# Eric satie obscur repertoire and la gnossienne



## deprofundis (Apr 25, 2014)

Did satie ever written something that good has la gnossienne and please dont says gymnopedie because it's good but it's not has good has a la gnossiennes.

Did any classical composer did variation on Satie gnossienne, because even if i have it in naxos i find this has somesort of gem among my collection.

So did Satie pull something that etherical has this piece, or should i venture in other classical composer masterpiece similar to Satie?

This composition by Satie is an œuvre majeure, if you dont like this you hate music(lets toss a joke in here).

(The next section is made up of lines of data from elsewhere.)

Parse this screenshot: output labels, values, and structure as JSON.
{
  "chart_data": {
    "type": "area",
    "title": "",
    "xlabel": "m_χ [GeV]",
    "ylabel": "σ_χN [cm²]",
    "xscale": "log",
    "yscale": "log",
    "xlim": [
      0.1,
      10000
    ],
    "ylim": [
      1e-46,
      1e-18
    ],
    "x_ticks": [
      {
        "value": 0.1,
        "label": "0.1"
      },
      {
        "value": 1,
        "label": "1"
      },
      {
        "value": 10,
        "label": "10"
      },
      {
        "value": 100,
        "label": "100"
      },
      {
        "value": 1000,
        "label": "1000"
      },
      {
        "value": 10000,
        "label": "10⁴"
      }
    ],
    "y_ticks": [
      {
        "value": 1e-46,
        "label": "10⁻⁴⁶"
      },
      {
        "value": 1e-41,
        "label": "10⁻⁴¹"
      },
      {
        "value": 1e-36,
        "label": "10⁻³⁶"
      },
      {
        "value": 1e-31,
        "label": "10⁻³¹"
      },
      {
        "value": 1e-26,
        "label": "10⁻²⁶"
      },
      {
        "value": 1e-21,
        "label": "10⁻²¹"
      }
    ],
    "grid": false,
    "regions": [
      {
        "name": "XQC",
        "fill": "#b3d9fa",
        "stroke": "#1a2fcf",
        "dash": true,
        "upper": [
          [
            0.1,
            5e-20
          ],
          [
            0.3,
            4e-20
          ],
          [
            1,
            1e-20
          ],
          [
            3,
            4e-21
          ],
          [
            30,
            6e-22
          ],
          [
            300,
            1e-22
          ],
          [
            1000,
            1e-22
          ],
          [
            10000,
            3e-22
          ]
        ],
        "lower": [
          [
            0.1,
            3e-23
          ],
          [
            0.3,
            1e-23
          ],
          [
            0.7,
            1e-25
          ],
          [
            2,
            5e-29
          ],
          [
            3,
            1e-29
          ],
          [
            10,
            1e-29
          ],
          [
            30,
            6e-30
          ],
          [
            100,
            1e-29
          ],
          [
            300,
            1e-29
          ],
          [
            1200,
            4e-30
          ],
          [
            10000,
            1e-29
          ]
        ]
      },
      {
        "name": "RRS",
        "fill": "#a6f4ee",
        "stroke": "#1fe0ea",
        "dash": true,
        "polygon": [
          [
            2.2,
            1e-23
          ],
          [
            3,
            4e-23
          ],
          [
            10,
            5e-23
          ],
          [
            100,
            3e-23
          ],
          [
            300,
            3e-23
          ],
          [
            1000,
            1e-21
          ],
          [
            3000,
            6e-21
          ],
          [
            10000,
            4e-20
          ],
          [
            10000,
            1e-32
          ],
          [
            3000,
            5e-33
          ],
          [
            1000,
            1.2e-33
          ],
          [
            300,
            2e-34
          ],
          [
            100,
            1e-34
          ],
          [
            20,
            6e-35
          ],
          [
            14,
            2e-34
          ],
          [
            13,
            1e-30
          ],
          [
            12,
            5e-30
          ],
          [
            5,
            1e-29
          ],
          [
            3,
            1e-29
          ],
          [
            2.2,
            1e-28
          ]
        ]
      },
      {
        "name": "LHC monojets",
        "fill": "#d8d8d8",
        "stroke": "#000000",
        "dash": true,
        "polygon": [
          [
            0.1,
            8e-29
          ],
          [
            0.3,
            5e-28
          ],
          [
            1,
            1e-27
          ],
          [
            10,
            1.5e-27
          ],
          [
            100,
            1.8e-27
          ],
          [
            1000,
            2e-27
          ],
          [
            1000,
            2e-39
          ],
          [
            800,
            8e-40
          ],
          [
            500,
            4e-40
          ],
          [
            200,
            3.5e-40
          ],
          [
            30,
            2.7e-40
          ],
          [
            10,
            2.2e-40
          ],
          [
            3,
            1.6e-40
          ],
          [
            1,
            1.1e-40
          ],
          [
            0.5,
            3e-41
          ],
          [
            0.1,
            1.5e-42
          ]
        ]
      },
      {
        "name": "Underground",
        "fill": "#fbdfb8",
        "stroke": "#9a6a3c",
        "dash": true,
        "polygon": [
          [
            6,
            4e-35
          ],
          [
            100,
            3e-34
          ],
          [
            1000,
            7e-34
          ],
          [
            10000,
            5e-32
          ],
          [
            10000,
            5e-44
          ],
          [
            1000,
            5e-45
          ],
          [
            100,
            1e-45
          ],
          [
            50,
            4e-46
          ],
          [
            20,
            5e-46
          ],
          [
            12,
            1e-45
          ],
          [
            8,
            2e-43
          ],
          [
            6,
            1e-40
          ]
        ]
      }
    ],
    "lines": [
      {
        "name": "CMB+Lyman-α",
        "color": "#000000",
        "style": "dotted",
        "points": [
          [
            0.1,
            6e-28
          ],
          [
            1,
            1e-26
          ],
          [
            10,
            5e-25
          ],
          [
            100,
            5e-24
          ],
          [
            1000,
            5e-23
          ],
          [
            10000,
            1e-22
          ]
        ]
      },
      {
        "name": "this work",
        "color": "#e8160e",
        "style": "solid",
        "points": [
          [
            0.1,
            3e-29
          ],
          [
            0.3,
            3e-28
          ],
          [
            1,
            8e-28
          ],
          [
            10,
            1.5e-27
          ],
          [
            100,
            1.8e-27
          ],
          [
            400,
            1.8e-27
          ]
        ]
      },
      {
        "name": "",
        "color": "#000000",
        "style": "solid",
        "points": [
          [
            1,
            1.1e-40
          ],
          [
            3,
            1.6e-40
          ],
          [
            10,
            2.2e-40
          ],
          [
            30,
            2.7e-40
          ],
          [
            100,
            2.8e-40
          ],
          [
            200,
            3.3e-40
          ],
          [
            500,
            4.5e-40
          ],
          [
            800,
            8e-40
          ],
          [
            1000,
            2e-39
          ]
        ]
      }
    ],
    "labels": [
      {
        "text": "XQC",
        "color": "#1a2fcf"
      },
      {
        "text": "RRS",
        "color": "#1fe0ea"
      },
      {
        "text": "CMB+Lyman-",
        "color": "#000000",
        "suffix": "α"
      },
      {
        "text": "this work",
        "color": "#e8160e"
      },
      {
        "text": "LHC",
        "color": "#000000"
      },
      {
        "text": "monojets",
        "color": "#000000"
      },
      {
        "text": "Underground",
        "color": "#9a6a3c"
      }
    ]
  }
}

Have a nice days and by the way what are the best recording of this master art?

:tiphat:

Satie on of my favorite classical composer he was an original so were is music..


----------



## Selby (Nov 17, 2012)

Have you listened to Vexations?


----------



## deprofundis (Apr 25, 2014)

Nope Selby i haven't thanks for mentionning this work i will go check it out soon as i can.


----------



## Selby (Nov 17, 2012)

On a more serious note:

I really like this 3 disc collection from Reinbert de Leeuw, the third disc is devoted to melodie with Marjanne Kweksilber:









Do not mistake it for his other 2 disc collection with the glacier-paced, 6+ min 1st gymnopedie, the above collection clocks the piece in at more around the 4 min mark.


----------



## Albert7 (Nov 16, 2014)

deprofundis said:


> Nope Selby i haven't thanks for mentionning this work i will go check it out soon as i can.







Here you go.


----------



## SimonNZ (Jul 12, 2012)

deprofundis said:


> _Last edited by deprofundis; Jun-23-2015 at 18:55. *Reason*: i forgot my hat_


Best.reason.ever.


----------